The difference between back-references and global variables in Ruby regular expressions
Regular expressions are widely used in the daily work of developers. For example, I can use the gsub method when I want to replace all the vowels in a given string with the underscore symbol:
"here will be dragons".gsub(/([aeiouy])/, "_")
=> "h_r_ w_ll b_ dr_g_ns"
The question is how to wrap each matched vowel with the underscore. The first solution is to use the back-reference in a replacement argument:
"here will be dragons".gsub(/([aeiouy])/, '_\1_')
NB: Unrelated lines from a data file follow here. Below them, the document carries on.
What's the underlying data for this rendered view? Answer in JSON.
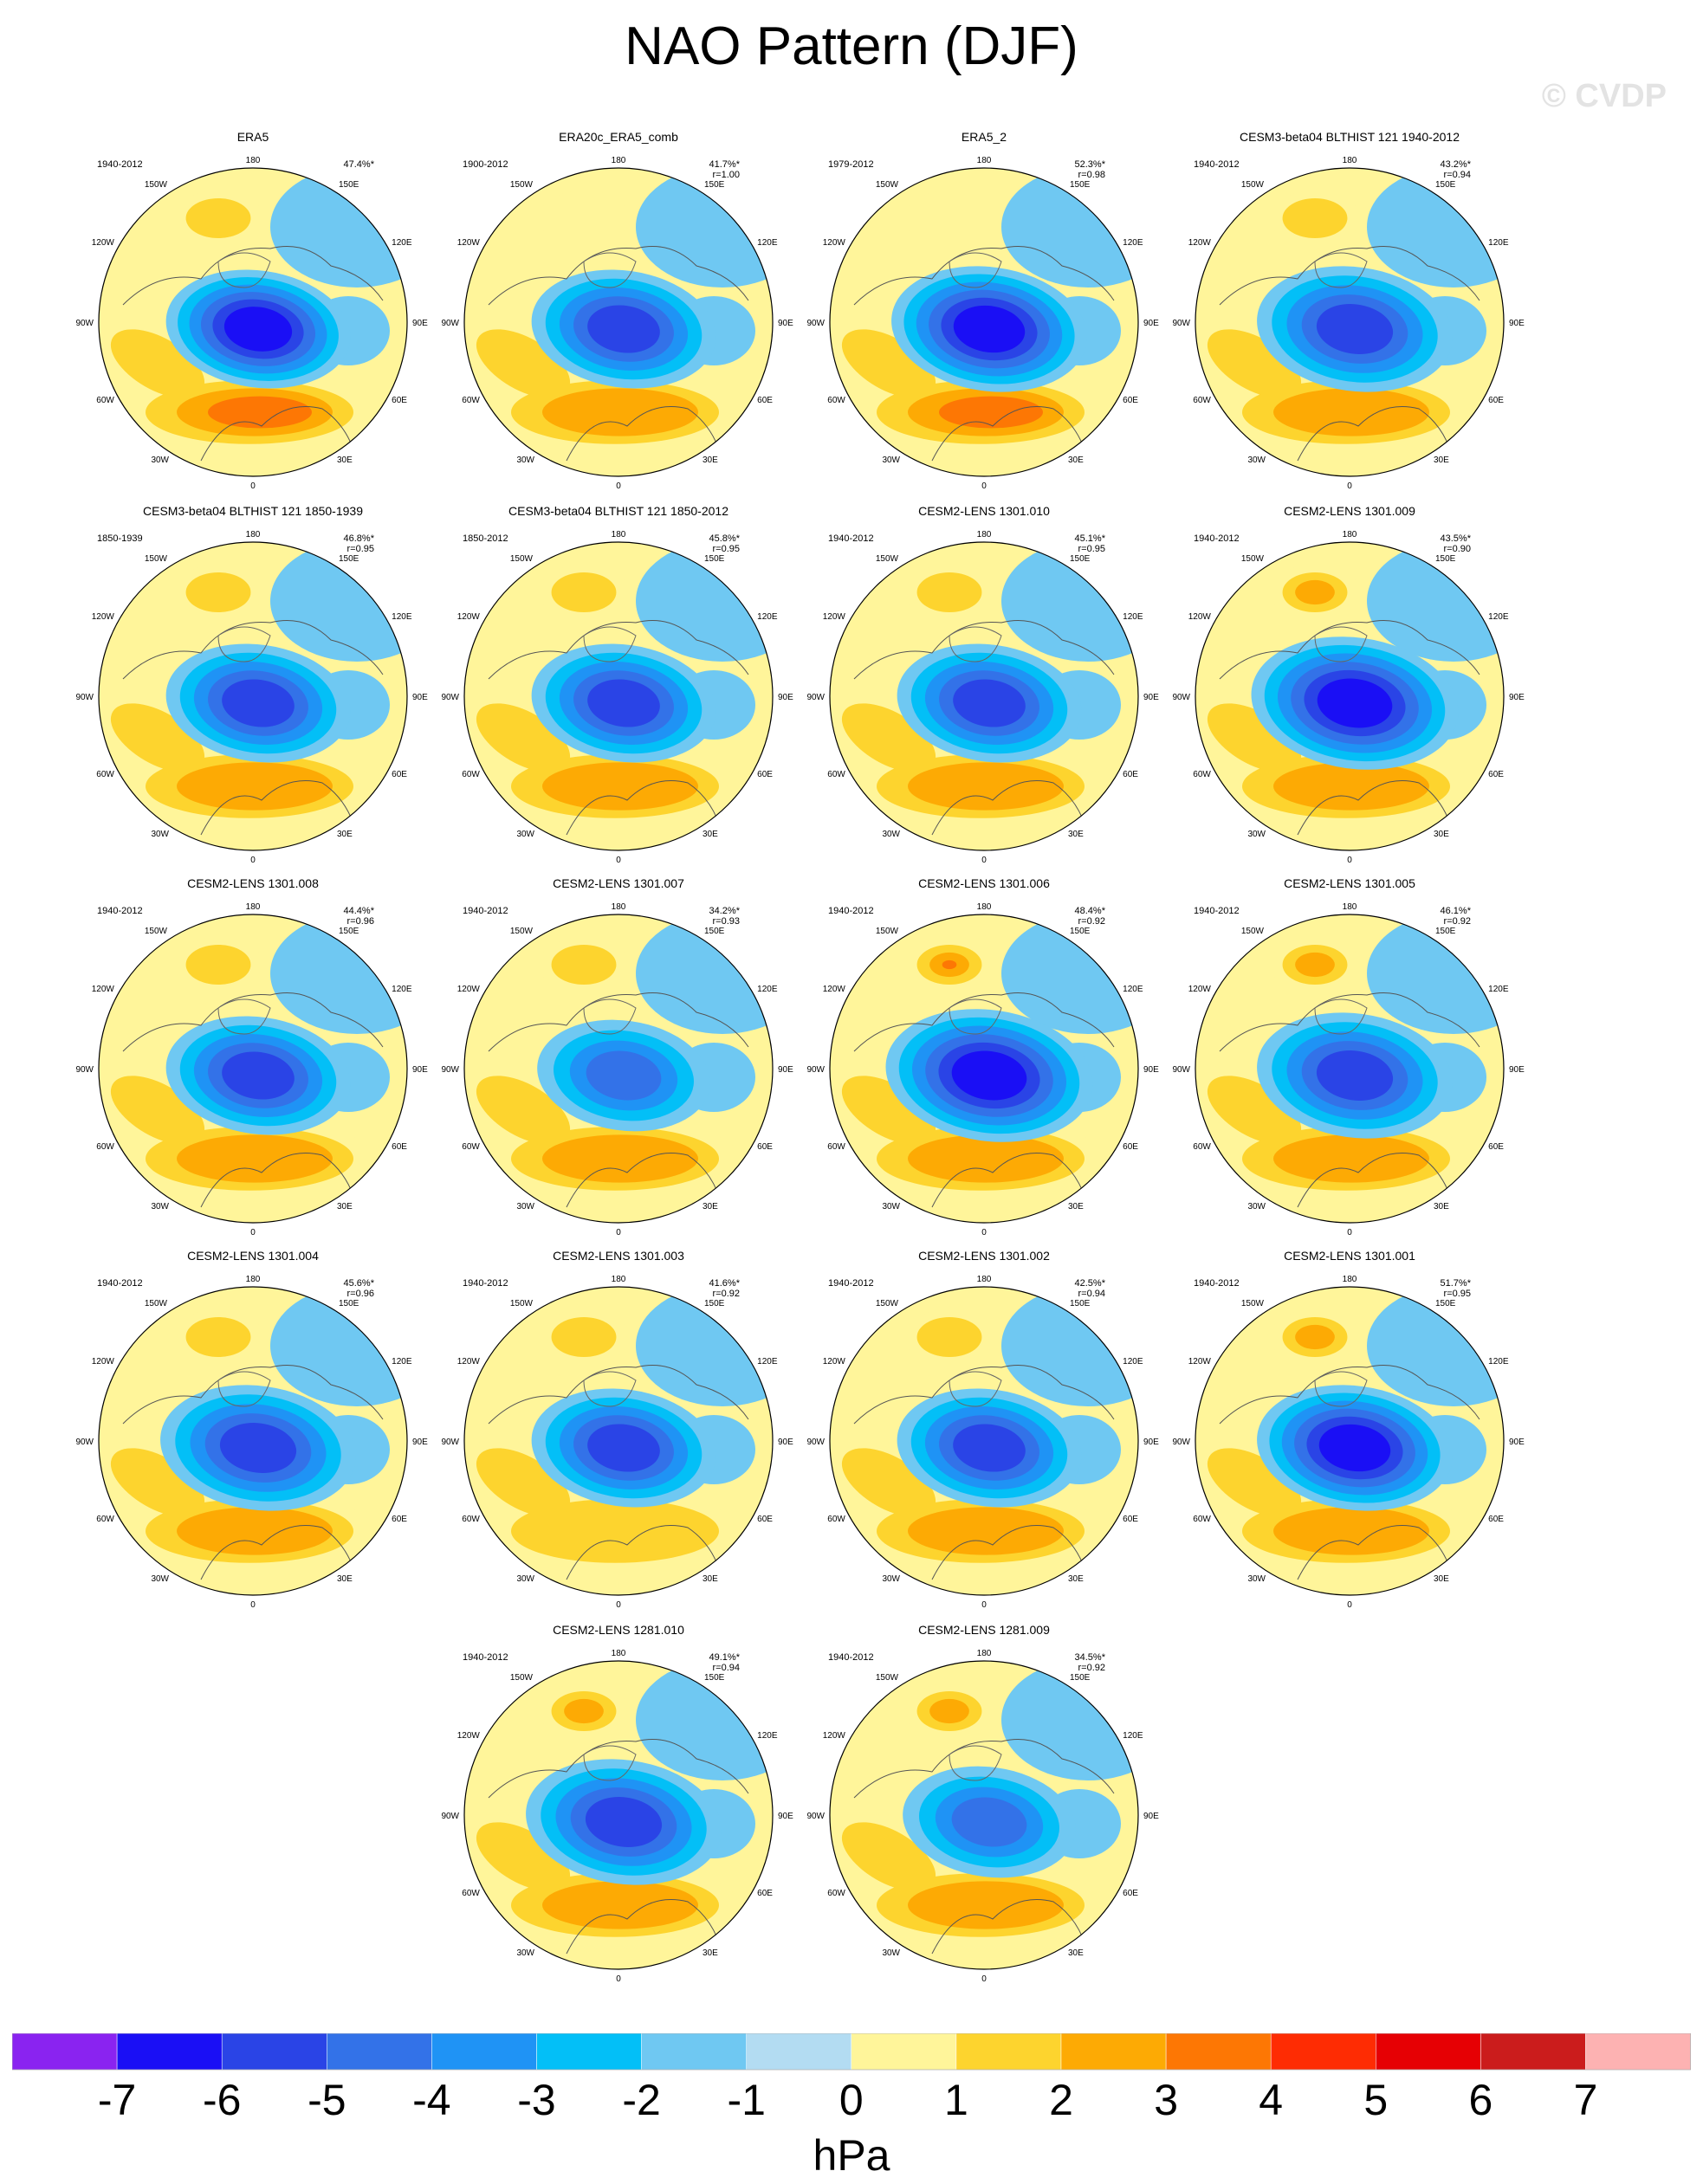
{
  "header": {
    "title": "NAO Pattern (DJF)",
    "watermark": "© CVDP"
  },
  "map_labels": {
    "top": "180",
    "bottom": "0",
    "left_top": "150W",
    "right_top": "150E",
    "left_upper": "120W",
    "right_upper": "120E",
    "left_mid": "90W",
    "right_mid": "90E",
    "left_lower": "60W",
    "right_lower": "60E",
    "left_bottom": "30W",
    "right_bottom": "30E"
  },
  "panels": [
    {
      "name": "ERA5",
      "period": "1940-2012",
      "pct": "47.4%*",
      "r": "",
      "low": -6,
      "az": 1.0,
      "ext": 0.75,
      "hi": 4,
      "pac": 2
    },
    {
      "name": "ERA20c_ERA5_comb",
      "period": "1900-2012",
      "pct": "41.7%*",
      "r": "r=1.00",
      "low": -5,
      "az": 0.9,
      "ext": 0.75,
      "hi": 3,
      "pac": 1
    },
    {
      "name": "ERA5_2",
      "period": "1979-2012",
      "pct": "52.3%*",
      "r": "r=0.98",
      "low": -6,
      "az": 1.0,
      "ext": 0.8,
      "hi": 4,
      "pac": 1
    },
    {
      "name": "CESM3-beta04 BLTHIST 121 1940-2012",
      "period": "1940-2012",
      "pct": "43.2%*",
      "r": "r=0.94",
      "low": -5,
      "az": 0.9,
      "ext": 0.8,
      "hi": 3,
      "pac": 2
    },
    {
      "name": "CESM3-beta04 BLTHIST 121 1850-1939",
      "period": "1850-1939",
      "pct": "46.8%*",
      "r": "r=0.95",
      "low": -5,
      "az": 0.95,
      "ext": 0.75,
      "hi": 3,
      "pac": 2
    },
    {
      "name": "CESM3-beta04 BLTHIST 121 1850-2012",
      "period": "1850-2012",
      "pct": "45.8%*",
      "r": "r=0.95",
      "low": -5,
      "az": 0.95,
      "ext": 0.75,
      "hi": 3,
      "pac": 2
    },
    {
      "name": "CESM2-LENS 1301.010",
      "period": "1940-2012",
      "pct": "45.1%*",
      "r": "r=0.95",
      "low": -5,
      "az": 0.9,
      "ext": 0.75,
      "hi": 3,
      "pac": 2
    },
    {
      "name": "CESM2-LENS 1301.009",
      "period": "1940-2012",
      "pct": "43.5%*",
      "r": "r=0.90",
      "low": -6,
      "az": 0.9,
      "ext": 0.85,
      "hi": 3,
      "pac": 3
    },
    {
      "name": "CESM2-LENS 1301.008",
      "period": "1940-2012",
      "pct": "44.4%*",
      "r": "r=0.96",
      "low": -5,
      "az": 0.95,
      "ext": 0.75,
      "hi": 3,
      "pac": 2
    },
    {
      "name": "CESM2-LENS 1301.007",
      "period": "1940-2012",
      "pct": "34.2%*",
      "r": "r=0.93",
      "low": -4,
      "az": 0.85,
      "ext": 0.7,
      "hi": 3,
      "pac": 2
    },
    {
      "name": "CESM2-LENS 1301.006",
      "period": "1940-2012",
      "pct": "48.4%*",
      "r": "r=0.92",
      "low": -6,
      "az": 0.95,
      "ext": 0.85,
      "hi": 3,
      "pac": 4
    },
    {
      "name": "CESM2-LENS 1301.005",
      "period": "1940-2012",
      "pct": "46.1%*",
      "r": "r=0.92",
      "low": -5,
      "az": 0.95,
      "ext": 0.8,
      "hi": 3,
      "pac": 3
    },
    {
      "name": "CESM2-LENS 1301.004",
      "period": "1940-2012",
      "pct": "45.6%*",
      "r": "r=0.96",
      "low": -5,
      "az": 0.95,
      "ext": 0.8,
      "hi": 3,
      "pac": 2
    },
    {
      "name": "CESM2-LENS 1301.003",
      "period": "1940-2012",
      "pct": "41.6%*",
      "r": "r=0.92",
      "low": -5,
      "az": 0.9,
      "ext": 0.75,
      "hi": 2,
      "pac": 2
    },
    {
      "name": "CESM2-LENS 1301.002",
      "period": "1940-2012",
      "pct": "42.5%*",
      "r": "r=0.94",
      "low": -5,
      "az": 0.9,
      "ext": 0.75,
      "hi": 3,
      "pac": 2
    },
    {
      "name": "CESM2-LENS 1301.001",
      "period": "1940-2012",
      "pct": "51.7%*",
      "r": "r=0.95",
      "low": -6,
      "az": 0.95,
      "ext": 0.8,
      "hi": 3,
      "pac": 3
    },
    {
      "name": "CESM2-LENS 1281.010",
      "period": "1940-2012",
      "pct": "49.1%*",
      "r": "r=0.94",
      "low": -5,
      "az": 0.95,
      "ext": 0.8,
      "hi": 3,
      "pac": 3
    },
    {
      "name": "CESM2-LENS 1281.009",
      "period": "1940-2012",
      "pct": "34.5%*",
      "r": "r=0.92",
      "low": -4,
      "az": 0.85,
      "ext": 0.7,
      "hi": 3,
      "pac": 3
    }
  ],
  "colorbar": {
    "units": "hPa",
    "ticks": [
      "-7",
      "-6",
      "-5",
      "-4",
      "-3",
      "-2",
      "-1",
      "0",
      "1",
      "2",
      "3",
      "4",
      "5",
      "6",
      "7"
    ],
    "colors": [
      "#8a23f0",
      "#1a0ff5",
      "#2a44e6",
      "#3372e8",
      "#1f93f5",
      "#03bff7",
      "#6fc8f2",
      "#b3dcf2",
      "#fff59a",
      "#fdd42e",
      "#fdaa04",
      "#fd7704",
      "#fe2c03",
      "#e60004",
      "#cb1c1c",
      "#fdb2b2"
    ]
  }
}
=> "h_e_r_e_ w_i_ll b_e_ dr_a_g_o_ns"
Keep in mind that a back-reference needs an extra backslash if it occurs in double quotation marks. The second solution is to use a block instead of the replacement argument:
"here will be dragons".gsub(/([aeiouy])/) { "_#{$1}_" }
=> "h_e_r_e_ w_i_ll b_e_ dr_a_g_o_ns"
In this case, I use the $1
global variable instead of the \1
back-reference. The reason is that global variables, used within the gsub
call, will not refer to the current match - they will refer to the previous one, or will be set to nil
if there was no regular expression match before:
"dragons".gsub(/(\w+)s/, $1)
# TypeError: no implicit conversion of nil into String
# from (pry):1:in `gsub'
$1
=> nil
"birds".gsub(/(\w+)s/, '\1')
=> "bird"
"dragons".gsub(/(\w+)s/, $1)
=> "bird"
$1
=> "dragon"
This example shows that even a small mistake in the code can cause strange behavior, which can be hard to discover and fix.
To summarize, use back-references for processing strings within the gsub
method call. Choose global variables when using a block instead of a replacement argument, or if the regexp call is before manipulating with the result.